Monday, May 7, 2018

Personalized Learning Is Like a Clean Bedroom

When I ask my daughter if her bedroom is clean, I need to be really specific. To her, "clean room" means one thing, to my wife it's a bit different, and I have yet another take. Same words; different meanings.

Personalized learning is the same way.

On the COBIS blog, Tim Oates wrote Individualised learning, personalised learning - just where did it come from and what does it mean?, which brings up some important points. His closing really resonates:
"... we need to refine concepts of ‘personalisation’ so that we know which forms are good, and which forms are problematic. If we fail to do this, ‘personalisation’ runs the risk of increasing, not decreasing inequalities, and bogging teachers down in intensive, unproductive activities."
So true (it's British, which explains the "s" instead of "z" in "personalised learning"). The article 'Pupils trapped by personalised learning' goes into more depth with Mr. Oates.

I confronted the different meanings of "personalized learning" when I tweeted (my handle is @pabloreston) a link to the EdSurge article Million-Dollar Advice: The High Cost and Limited Return on Personalized Learning Consulting. My tweet kicked off a dialog with another user who had different ideas about what "personalized learning" implies. Here are three ways in which personalized learning can vary among implementations.
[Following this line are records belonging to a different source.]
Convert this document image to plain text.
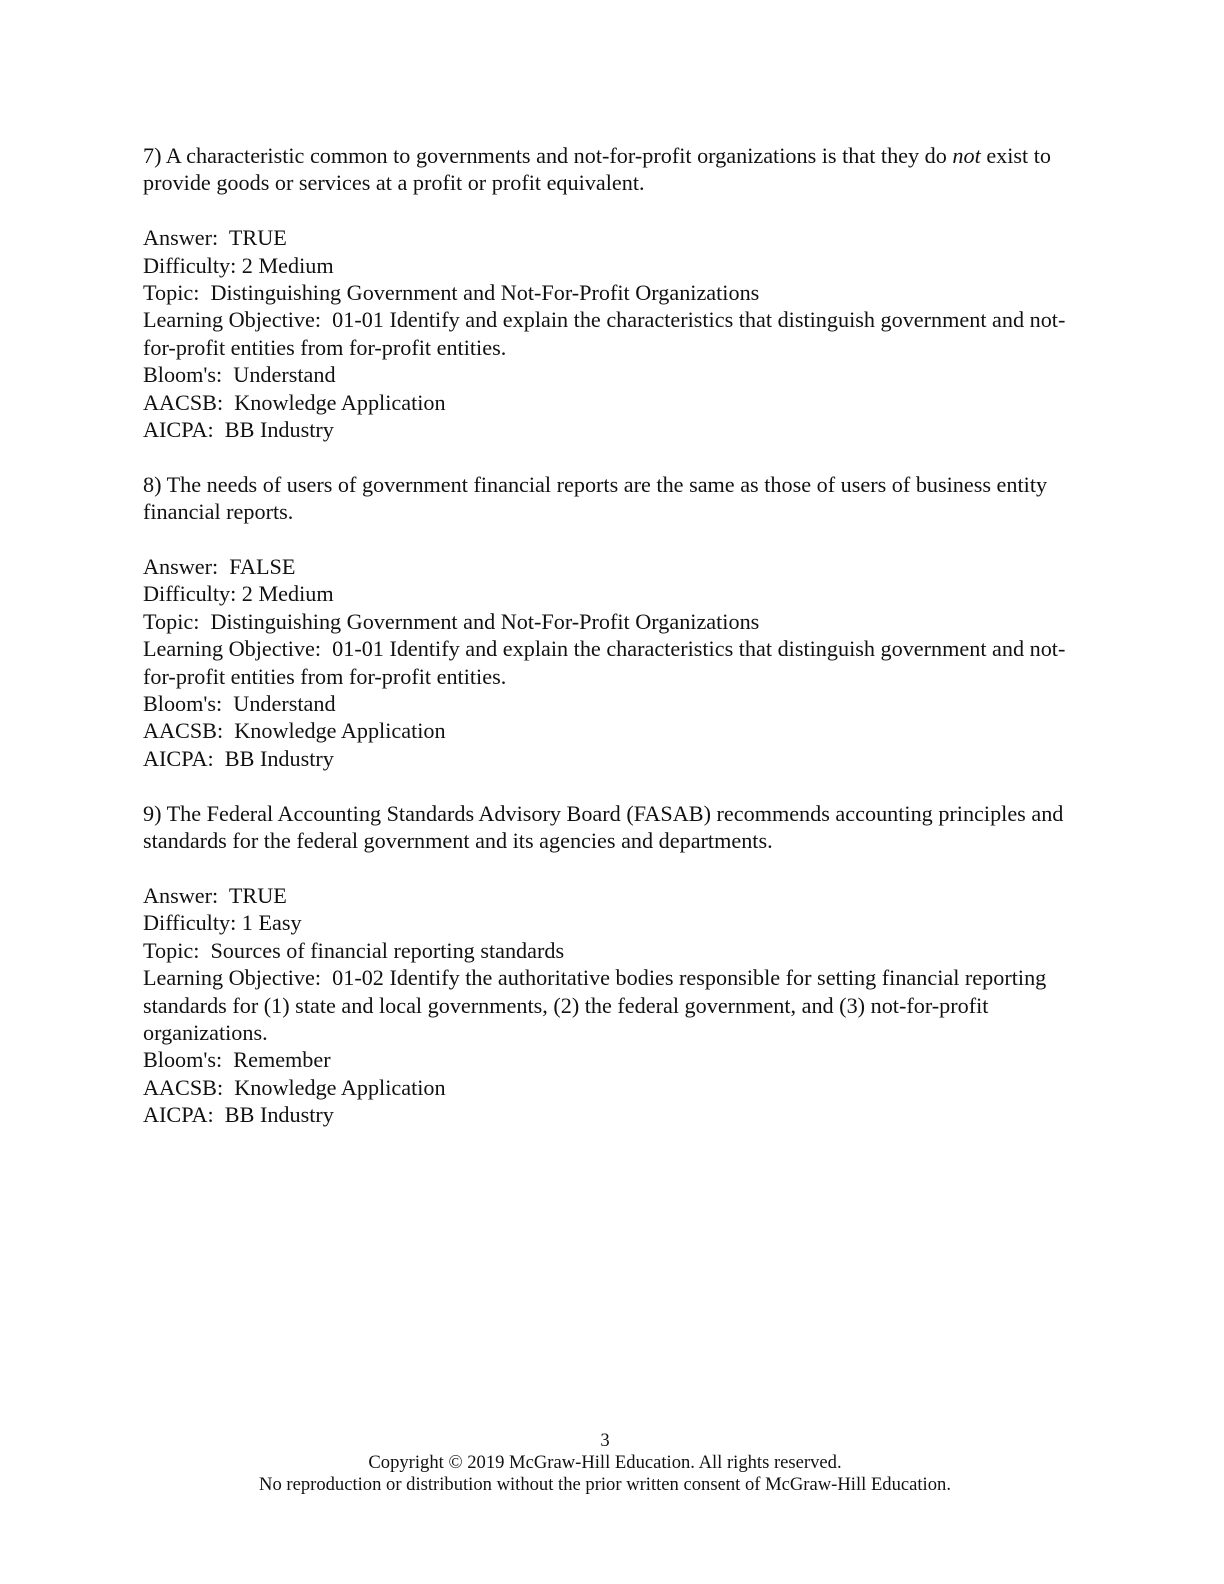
7) A characteristic common to governments and not-for-profit organizations is that they do not exist to provide goods or services at a profit or profit equivalent.

Answer:  TRUE

Difficulty: 2 Medium

Topic:  Distinguishing Government and Not-For-Profit Organizations

Learning Objective:  01-01 Identify and explain the characteristics that distinguish government and not-for-profit entities from for-profit entities.

Bloom's:  Understand

AACSB:  Knowledge Application

AICPA:  BB Industry

8) The needs of users of government financial reports are the same as those of users of business entity financial reports.

Answer:  FALSE

Difficulty: 2 Medium

Topic:  Distinguishing Government and Not-For-Profit Organizations

Learning Objective:  01-01 Identify and explain the characteristics that distinguish government and not-for-profit entities from for-profit entities.

Bloom's:  Understand

AACSB:  Knowledge Application

AICPA:  BB Industry

9) The Federal Accounting Standards Advisory Board (FASAB) recommends accounting principles and standards for the federal government and its agencies and departments.

Answer:  TRUE

Difficulty: 1 Easy

Topic:  Sources of financial reporting standards

Learning Objective:  01-02 Identify the authoritative bodies responsible for setting financial reporting standards for (1) state and local governments, (2) the federal government, and (3) not-for-profit organizations.

Bloom's:  Remember

AACSB:  Knowledge Application

AICPA:  BB Industry

3
Copyright © 2019 McGraw-Hill Education. All rights reserved.
No reproduction or distribution without the prior written consent of McGraw-Hill Education.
Frequency of Technology Use
  • Low: No technology is used.
  • Medium: Technology is used, but for no more than 60% of instruction/student work.
  • High: Technology is used just about daily and for more than 60% of instruction/student work. 
Teacher Control of Technology
  • Low: Technology drives instruction/activities algorithmically based on student performance.
  • Medium: Technology provides options the teacher vets/organizes with little or no algorithmic support.
  • High: Teacher creates/curates their own stuff or excludes technology altogether.
Diversity of Student Pacing
  • Low: Students are on the same topic every day, and may be given limited choices within each topic.
  • Medium: Students are generally on the same unit (about 2-weeks long?), but progress through the unit at their own pace (perhaps informed by formative assessment data).
  • High: Students are all over the place depending on how each works through the universe of the course content.
This simple structure gives us 27 different possible definitions of "personalized learning," and I'm pretty sure that each of the 27 is being used somewhere. I'm also pretty sure that some of these are generally more effective than others, and I hope that Mr. Oates will help shine a light on this.

If anyone starts discussing personalized learning with you, ask what "personalized learning" means to them. If their answer doesn't clarify all three of these dimensions, then drill down explicitly. Clarifying the definition can prevent needless debate or stir up necessary discussion.